Assessing Biometric Systems: an Overview of the NIST Series of Speaker Recognition Evaluations and Technologies

Joaquin Gonzalez-Rodriguez
Universidad Autonoma De Madrid, Spain


The testability of systems designed to identify people from biometric traces is a key feature of both commercial and forensic identification systems or procedures. Speaker recognition, or the identification of talkers from their voices, is a specially challenging domain where the identity information is not directly accessible from the observed features, making speaker modelling a complex and highly flexible task, as different sources of speaker specific information can be extracted and modelled. Moreover, the speech signal itself is subject to multiple sources of variability between different recordings from the same speaker, ranging from intrinsic variability due to the speaker (manner of speaking, type of conversation, emotional state, interaction with listener, dialect, sociolect, spoken language in bilingual speakers, health conditions etc.) to extrinsic variability due to external factors (different microphones and/or recording devices, noise and reverberation, distance and position from microphones, coding and transmission artifacts, etc.). Fortunately, the US NIST-sponsored series of speaker recognition evaluations carried out from 1996 to 2012 has been a succesful story of development and evaluation of such systems, where the conjunction of financial support, task definition and high commitment from the scientific community resulted in more than a decade of impressive yearly progress. But far from focusing in the progress of the technology, which we will only highlight, we will focus in this presentation in the challenges that systems had to face from eval to eval, with special relevance to threshold-independent evaluation of the goodness of biometric detectors, which enable systems to work in any operating point (as result of new cost functions or values of function parameters) through a separation of the discrimination and calibration capabilities of the systems. However, data-dependent calibration arise new questions and challenges that will be briefly highlighted and open to discussion. 

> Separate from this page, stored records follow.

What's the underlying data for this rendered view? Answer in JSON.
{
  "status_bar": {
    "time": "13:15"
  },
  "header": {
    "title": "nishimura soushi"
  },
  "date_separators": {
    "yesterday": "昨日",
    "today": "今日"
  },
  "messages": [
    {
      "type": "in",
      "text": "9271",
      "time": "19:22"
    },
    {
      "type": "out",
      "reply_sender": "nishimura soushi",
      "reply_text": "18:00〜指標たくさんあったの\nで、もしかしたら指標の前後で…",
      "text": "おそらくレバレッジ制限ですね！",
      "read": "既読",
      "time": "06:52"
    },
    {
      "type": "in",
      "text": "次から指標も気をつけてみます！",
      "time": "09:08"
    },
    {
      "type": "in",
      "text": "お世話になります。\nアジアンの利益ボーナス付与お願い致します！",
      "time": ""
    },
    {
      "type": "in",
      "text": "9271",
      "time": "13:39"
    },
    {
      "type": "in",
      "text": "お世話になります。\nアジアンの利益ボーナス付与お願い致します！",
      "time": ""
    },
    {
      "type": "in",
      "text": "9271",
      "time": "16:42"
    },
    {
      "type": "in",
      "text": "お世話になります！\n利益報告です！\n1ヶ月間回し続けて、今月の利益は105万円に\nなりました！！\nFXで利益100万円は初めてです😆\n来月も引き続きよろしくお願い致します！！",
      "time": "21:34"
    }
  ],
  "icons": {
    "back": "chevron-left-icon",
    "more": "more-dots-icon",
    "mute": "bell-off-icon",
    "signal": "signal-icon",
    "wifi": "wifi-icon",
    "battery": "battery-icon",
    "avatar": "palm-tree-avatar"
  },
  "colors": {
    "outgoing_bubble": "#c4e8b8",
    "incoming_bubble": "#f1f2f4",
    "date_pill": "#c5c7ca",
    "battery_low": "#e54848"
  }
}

Joaquin Gonzalez-Rodriguez

Joaquin Gonzalez-Rodriguez, received the M.S. degree in 1994 and the Ph.D. degree “cum laude” in 1999, both in electrical engineering, from Univ. Politecnica de Madrid (UPM), Spain. After 15 years of research and lecturing at UPM, he moved in May 2006 as an Associate Professor to the Computer Science Department at Univ. Autonoma de Madrid (UAM), Spain. Since May 2011, he is a Full Professor in the Electronic and Communications Technologies Department at UAM, where he leads the Speech&Audio group of ATVS-Biometric Recognition Group, which has been producing proprietary implementations of state-of-the-art speaker and language recognition technology during the last decade. He has led ATVS-UAM participations in several NIST Speaker (2001, 2002, 2004, 2005, 2006, 2008, 2010 & 2012) and Language (2005, 2007, 2009 & 2011) Recognition Evaluations. He is a member of ISCA (International Speech Communication Association) and the Signal Processing Society of IEEE, and since 2000 is an invited member of the FSAAWG (Forensic Speech and Audio Analysis Working Group) in ENFSI (European Network of Forensic Science Institutes), and has focused his research work on speaker and language recognition, and the proper use of Automatic Speaker Recognition in Forensic Science. In September 2008, he addressed a keynote plenary talk at Interspeech 2008 in Brisbane (Australia) entitled “Forensic Automatic Speaker Recognition: Fiction or Science?”. In March 2009 he received a Google Research Award for the project entitled “Exploiting prior knowledge for robust recognition and indexing of audio information sources”. From July 2010 to July 2011, he was a Visiting Scholar at University of California at Berkeley, working as visiting scientist at the International Computer Science Institute (ICSI). He has led several national and European public-funded peer-reviewed research projects and over 25 privately funded research & development and technology contracts in the last decade.